Couch surfing can be a novel and inexpensive way to experience a new culture—it can also be a total nightmare if you end up in the wrong place.
Traveling can be expensive. With flights, food, and fun, you can go through your savings pretty quickly, but couch surfing can help reduce travel costs.
I had spent a large majority of my 20s traveling. I spent six months in New Zealand and Australia. Additionally, I spent a year and a half living in Israel. Throughout my time abroad, I stayed in hostels, hotels, and dorm rooms, at friends’ homes, at strangers’ homes, and in rented apartments. I slept on futons, couches, twin beds, queen beds, and bunk beds.
Hostels are extremely interesting places. But sometimes, you just want the comfort of a home-cooked meal and conversations with locals about what it’s truly like to live in that city.
That’s where couch surfing comes in. Couch surfing came about in the 2000s. It works on the idea that you can sleep on whatever surface is available at a friend’s home. It expanded to an entire network through the website.
My partner and I decided to couch surf during a trip to Greece in March 2014 both in Thessaloniki and Athens. On the Couchsurfing website, you can browse hosts. You can choose one based on gender, location in the city, and interests.
When we arrived in Thessaloniki, our hosts, two friends, graciously picked us up from the airport and served as personal tour guides during our stay. They walked with us around the city and gave us a crash course in Greek culture.
They made us meals and we chatted about our travels and family backgrounds.
Our hosts were incredibly sweet. While couch surfing costs nothing, our trip was enriched by their generosity and conversation.
We decided to leave money on our own accord when we left a few days later to thank them for their amazing hospitality.
Our experience in Athens seemed as though it would be very similar. The couple appeared to love hosting travelers, and they had great ratings on the Couchsurfing website. We arrived in Athens late that night. They were kind enough to pick us up at the train station, but the similarities ended there.
We realized that once we got to their apartment, our room had no door. Whereas we had privacy in Thessaloniki, in Athens, we had none. A little peculiar, but this is the nature of couch surfing, and we tried to roll with it. The hosts made us dinner, but there was an expectation of giving 25 Euros per person per night.

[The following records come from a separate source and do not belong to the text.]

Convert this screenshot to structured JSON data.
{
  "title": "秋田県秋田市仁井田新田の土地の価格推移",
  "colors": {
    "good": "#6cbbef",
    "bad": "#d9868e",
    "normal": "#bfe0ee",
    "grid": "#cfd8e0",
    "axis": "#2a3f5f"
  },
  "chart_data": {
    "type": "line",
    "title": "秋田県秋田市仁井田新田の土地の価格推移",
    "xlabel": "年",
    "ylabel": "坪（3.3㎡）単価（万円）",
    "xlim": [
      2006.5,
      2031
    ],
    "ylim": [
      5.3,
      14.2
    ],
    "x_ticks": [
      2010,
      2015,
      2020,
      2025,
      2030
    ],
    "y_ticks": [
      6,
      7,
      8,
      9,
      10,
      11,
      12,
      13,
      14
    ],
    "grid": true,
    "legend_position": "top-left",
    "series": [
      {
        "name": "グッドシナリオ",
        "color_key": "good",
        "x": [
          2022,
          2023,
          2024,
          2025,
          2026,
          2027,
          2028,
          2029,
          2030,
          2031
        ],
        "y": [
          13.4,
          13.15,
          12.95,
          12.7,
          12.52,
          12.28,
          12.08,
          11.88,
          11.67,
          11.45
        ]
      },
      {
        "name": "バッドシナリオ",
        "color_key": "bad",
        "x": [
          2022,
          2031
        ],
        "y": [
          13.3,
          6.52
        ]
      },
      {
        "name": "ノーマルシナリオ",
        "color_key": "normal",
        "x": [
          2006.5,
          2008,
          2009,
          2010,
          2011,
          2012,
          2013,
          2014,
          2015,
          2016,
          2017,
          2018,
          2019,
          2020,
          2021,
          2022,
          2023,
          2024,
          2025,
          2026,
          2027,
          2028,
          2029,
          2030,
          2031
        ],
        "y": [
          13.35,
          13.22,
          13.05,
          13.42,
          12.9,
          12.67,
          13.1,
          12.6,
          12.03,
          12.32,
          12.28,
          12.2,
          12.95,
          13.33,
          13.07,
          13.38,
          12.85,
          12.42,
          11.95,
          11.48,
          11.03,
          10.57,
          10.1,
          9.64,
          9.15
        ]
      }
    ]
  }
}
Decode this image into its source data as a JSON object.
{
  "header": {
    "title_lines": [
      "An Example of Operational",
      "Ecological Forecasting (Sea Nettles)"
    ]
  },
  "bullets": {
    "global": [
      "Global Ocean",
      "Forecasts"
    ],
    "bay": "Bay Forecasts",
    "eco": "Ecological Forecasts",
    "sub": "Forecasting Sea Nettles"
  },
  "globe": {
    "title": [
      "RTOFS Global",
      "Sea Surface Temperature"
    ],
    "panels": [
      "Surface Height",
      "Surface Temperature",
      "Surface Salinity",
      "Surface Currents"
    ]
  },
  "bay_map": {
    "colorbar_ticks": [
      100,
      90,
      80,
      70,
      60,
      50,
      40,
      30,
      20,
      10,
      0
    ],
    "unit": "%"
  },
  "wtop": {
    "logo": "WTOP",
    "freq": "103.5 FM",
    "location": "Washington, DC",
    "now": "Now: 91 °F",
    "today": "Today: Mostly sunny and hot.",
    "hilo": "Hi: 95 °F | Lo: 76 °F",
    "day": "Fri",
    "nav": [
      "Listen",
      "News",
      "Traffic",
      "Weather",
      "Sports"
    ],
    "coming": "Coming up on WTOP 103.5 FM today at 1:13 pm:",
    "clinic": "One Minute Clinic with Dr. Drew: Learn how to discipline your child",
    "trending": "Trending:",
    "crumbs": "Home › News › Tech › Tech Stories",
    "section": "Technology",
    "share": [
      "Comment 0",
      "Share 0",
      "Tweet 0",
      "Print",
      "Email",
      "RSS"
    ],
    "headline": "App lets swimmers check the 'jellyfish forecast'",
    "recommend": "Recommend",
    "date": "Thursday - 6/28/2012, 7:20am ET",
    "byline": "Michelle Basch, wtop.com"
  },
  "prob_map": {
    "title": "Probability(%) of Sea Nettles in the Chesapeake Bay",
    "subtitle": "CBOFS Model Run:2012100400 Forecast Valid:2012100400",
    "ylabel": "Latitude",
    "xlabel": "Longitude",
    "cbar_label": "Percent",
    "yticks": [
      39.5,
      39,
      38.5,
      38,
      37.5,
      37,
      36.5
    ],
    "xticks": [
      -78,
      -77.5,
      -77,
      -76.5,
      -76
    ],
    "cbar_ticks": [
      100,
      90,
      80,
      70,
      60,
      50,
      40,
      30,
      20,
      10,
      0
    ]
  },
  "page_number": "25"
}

During dinner, we mentioned that we were living in Israel. Our hosts went into a political tirade that made both my partner and I feel uncomfortable.
As we tried to fall asleep that night, our hosts had a friend over and they were up late, drinking and playing music loudly. While they could do anything they wanted in their own home, we were not given the ability to block out the light or sound. I was uneasy and emotional and wanted to leave first thing in the morning.
After a fitful night, we left at daybreak before the hosts woke up. We left the money requested in a box across from the bathroom. We had planned to stay with them longer as we had another three days in Athens. But instead, we booked ourselves into a hostel.
We were disappointed in our trip because our second hosts left a bad taste in our mouths. Plus, it was cold and rainy for almost the entire trip (making it impossible to see the islands). But the sun finally came out on our last day and we did some sightseeing.
While our intention was to travel inexpensively, we found that comfort is more valuable than anything. Therefore, we changed our plans to have as pleasant a vacation as we could. Sometimes you just need to be flexible, and that’s okay. In the end, our wallets were a little lighter, but our trip was significantly better!